Stories

Beauty in Being Rare

July 29, 2025

My name is Gabbi Lewis, and I live with Classical Homocystinuria (HCU).

My journey with HCU began before I was born. My older brother was diagnosed through newborn screening, which prompted doctors to test me in utero—making me what we believe is the first baby diagnosed with HCU via amniocentesis. Thanks to this early detection, I was able to begin treatment immediately, but that didn’t spare me from the harsh realities of life with this rare metabolic disorder.

Classical HCU is a condition in which my liver has a defective enzyme that is supposed to break down methionine. Instead, it builds up and turns into homocysteine, which is extremely toxic to your body. These elevated levels can result in blood clots, strokes, and other life-threatening complications. It is also a multisystem disease that affects everything from your skeletal system to your nervous system. To manage this, I follow an extremely restrictive low-protein diet—only about 10 grams of whole protein per day—alongside a methionine-free formula, the medication called betaine, and a cocktail of vitamins and supplements.

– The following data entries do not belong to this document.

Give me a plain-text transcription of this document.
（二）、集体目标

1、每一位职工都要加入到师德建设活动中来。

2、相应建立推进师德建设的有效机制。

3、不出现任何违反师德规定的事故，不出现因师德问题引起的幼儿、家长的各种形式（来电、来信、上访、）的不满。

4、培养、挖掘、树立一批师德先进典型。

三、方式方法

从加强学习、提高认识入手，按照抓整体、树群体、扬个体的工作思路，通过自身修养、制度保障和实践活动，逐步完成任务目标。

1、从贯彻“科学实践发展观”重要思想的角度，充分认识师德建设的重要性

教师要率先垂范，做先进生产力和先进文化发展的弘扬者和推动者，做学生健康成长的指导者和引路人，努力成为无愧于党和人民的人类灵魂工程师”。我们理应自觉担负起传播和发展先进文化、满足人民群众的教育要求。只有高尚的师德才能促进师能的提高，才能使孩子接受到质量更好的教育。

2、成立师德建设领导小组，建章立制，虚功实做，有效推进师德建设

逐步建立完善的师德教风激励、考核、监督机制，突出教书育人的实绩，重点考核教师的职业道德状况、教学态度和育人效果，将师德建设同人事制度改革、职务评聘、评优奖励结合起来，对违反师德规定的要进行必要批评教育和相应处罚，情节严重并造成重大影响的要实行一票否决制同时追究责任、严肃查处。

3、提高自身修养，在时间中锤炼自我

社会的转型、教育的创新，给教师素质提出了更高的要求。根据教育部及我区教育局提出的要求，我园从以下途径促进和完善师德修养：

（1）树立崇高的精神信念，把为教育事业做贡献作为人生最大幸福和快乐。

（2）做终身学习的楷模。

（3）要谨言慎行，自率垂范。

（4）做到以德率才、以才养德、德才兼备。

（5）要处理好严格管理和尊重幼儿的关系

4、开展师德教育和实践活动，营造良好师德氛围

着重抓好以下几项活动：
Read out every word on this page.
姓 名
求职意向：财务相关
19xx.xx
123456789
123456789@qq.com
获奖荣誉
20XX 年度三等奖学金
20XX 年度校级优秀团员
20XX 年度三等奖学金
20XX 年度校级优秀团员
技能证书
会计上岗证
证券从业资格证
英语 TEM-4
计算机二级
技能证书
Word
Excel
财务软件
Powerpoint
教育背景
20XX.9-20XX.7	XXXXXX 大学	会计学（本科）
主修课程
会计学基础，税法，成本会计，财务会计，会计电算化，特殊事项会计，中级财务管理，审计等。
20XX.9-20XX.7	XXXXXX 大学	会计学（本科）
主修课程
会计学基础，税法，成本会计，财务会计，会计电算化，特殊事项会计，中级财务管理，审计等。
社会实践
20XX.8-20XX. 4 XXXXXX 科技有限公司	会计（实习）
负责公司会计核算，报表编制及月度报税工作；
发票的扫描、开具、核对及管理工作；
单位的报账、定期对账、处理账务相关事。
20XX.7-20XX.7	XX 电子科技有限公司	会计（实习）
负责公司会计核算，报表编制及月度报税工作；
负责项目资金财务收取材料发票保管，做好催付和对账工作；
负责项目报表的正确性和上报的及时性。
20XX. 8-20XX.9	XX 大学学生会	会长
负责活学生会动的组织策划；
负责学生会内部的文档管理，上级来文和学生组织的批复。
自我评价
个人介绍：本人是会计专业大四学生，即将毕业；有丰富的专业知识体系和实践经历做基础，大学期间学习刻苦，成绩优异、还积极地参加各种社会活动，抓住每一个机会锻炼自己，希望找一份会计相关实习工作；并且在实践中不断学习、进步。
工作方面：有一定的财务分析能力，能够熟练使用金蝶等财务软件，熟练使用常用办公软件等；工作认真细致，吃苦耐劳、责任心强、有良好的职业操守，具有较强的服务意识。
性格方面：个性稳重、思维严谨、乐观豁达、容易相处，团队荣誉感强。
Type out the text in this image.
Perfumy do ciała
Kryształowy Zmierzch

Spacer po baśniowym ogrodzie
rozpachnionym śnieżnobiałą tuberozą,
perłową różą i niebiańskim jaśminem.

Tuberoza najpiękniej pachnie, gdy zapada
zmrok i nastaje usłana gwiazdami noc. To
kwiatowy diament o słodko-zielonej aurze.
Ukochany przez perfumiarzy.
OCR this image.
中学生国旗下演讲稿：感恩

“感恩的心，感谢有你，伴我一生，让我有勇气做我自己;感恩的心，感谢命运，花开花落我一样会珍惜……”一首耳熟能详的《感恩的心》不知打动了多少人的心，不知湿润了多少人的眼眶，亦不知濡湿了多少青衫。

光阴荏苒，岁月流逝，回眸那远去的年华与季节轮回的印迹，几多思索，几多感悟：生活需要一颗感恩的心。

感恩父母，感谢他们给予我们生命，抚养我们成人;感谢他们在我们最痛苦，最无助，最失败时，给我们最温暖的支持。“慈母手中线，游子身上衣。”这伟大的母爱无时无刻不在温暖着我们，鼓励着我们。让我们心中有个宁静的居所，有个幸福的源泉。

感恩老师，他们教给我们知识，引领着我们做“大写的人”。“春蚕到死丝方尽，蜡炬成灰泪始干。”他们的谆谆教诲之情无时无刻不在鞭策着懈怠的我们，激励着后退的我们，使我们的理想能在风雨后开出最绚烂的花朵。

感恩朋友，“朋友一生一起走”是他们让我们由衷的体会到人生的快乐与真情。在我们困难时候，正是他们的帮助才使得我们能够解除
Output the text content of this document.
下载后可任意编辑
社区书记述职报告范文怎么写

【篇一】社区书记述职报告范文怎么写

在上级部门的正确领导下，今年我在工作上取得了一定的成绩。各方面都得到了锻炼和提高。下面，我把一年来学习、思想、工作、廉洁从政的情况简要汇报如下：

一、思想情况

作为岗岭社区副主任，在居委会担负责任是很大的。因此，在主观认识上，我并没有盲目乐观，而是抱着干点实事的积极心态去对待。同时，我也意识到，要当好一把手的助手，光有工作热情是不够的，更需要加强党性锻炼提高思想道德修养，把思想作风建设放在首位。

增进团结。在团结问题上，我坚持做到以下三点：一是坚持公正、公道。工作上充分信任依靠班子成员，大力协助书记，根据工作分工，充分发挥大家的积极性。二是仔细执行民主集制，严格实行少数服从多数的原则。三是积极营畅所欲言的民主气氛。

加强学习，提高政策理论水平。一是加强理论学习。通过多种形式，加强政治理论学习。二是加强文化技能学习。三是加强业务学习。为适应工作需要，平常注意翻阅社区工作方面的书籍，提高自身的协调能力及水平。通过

From an early age, I lived what felt like two lives: one where I tried to appear “normal,” and one where medical routines, dietary limitations, and hospital visits consumed me. I had to worry about things no child should have to worry about, and often missed out on class birthday parties, field trips, and social events because there was nothing safe for me to eat. I spent my young life worrying about a catastrophic medical event happening to me, all while my peers were worried about their first day of elementary school.

When I was eight, I was diagnosed with scoliosis and put into a restrictive back brace. The brace, though necessary, made taking my formula nearly impossible, forcing me to choose between spinal correction and essential nutrition. I often opted for the latter due to the severity of the consequences associated with HCU. As I entered middle school, osteoporosis added more layers to my diagnosis. I stopped contact sports and felt increasingly isolated from my peers—no one around me could truly understand what I was going through.

The summer before high school, I underwent spinal fusion surgery, a complex and risky procedure due to my condition. I spent eight days in the ICU, consuming zero grams of protein and having a feeding tube placed due to high homocysteine levels. Recovery was painful and long; I had to relearn how to walk, climb stairs, and function as a young teen.

When the pain didn’t subside after the first year, we discovered I was allergic to the metal in my spine, had a crushed disc, and had a screw shift to be one millimeter away from my Aorta. I faced the agonizing decision to redo the surgery. As an 18-year-old, I underwent another spinal fusion, where they removed my current fusion, extended it to span my entire spine, and put in new metal. This meant spending another eight days in the ICU, reading my college acceptance letters bedridden, and missing most of my senior year.

College brought more challenges. Dining accommodations were limited, forcing me into a cycle of eating alone or choosing unsafe food just to get by. Even in a setting that promised support, I often found myself misunderstood and overlooked. Still, I pushed through. I moved into a dorm with a kitchen, started cooking for myself, and, despite all the challenges, graduated with high honors and awards for my senior thesis on how social media impacts the rare disease community.

Now, at 23, I work full-time in marketing and serve as the Marketing Manager for HCU Network America. I also partner with biotech companies advocating for patient-centered care and am working to ensure the lived experiences of people like me are considered in healthcare and drug development. With aspirations to work in biotech, I look forward to taking everything I have learned in community engagement, advocacy, and marketing to improve the lives of patients. While I live with multiple chronic conditions beyond HCU, including POTS and Ulcerative Colitis, I lead with determination and a desire to create change.

Living with HCU impacts every part of my day—every meal, every outing, every plan. I wake up each day planning my food backwards, making decisions based not on desire but necessity. It affects my social life, my career, and even how I dream about the future. There’s so little data on adults aging with HCU, and I often fear the unknown—What will my health look like in five or ten years? Will I be able to have the life I envision?

But alongside the fear, there is hope. My life, though filled with complications, has also been filled with purpose. I’ve spoken at FDA meetings, international biotech conventions, medical conferences, and even on Capitol Hill. I’ve shared my art, my story, and my truth—because for every kid newly diagnosed, I want to be proof that you can live a life filled with meaning, creativity, and connection, even in the face of adversity.

Being rare is undeniably difficult—but it’s also powerful, purposeful, and worth embracing. Above all, I’m driven to help build a future where every child growing up with a rare disease feels seen, supported, and unstoppable.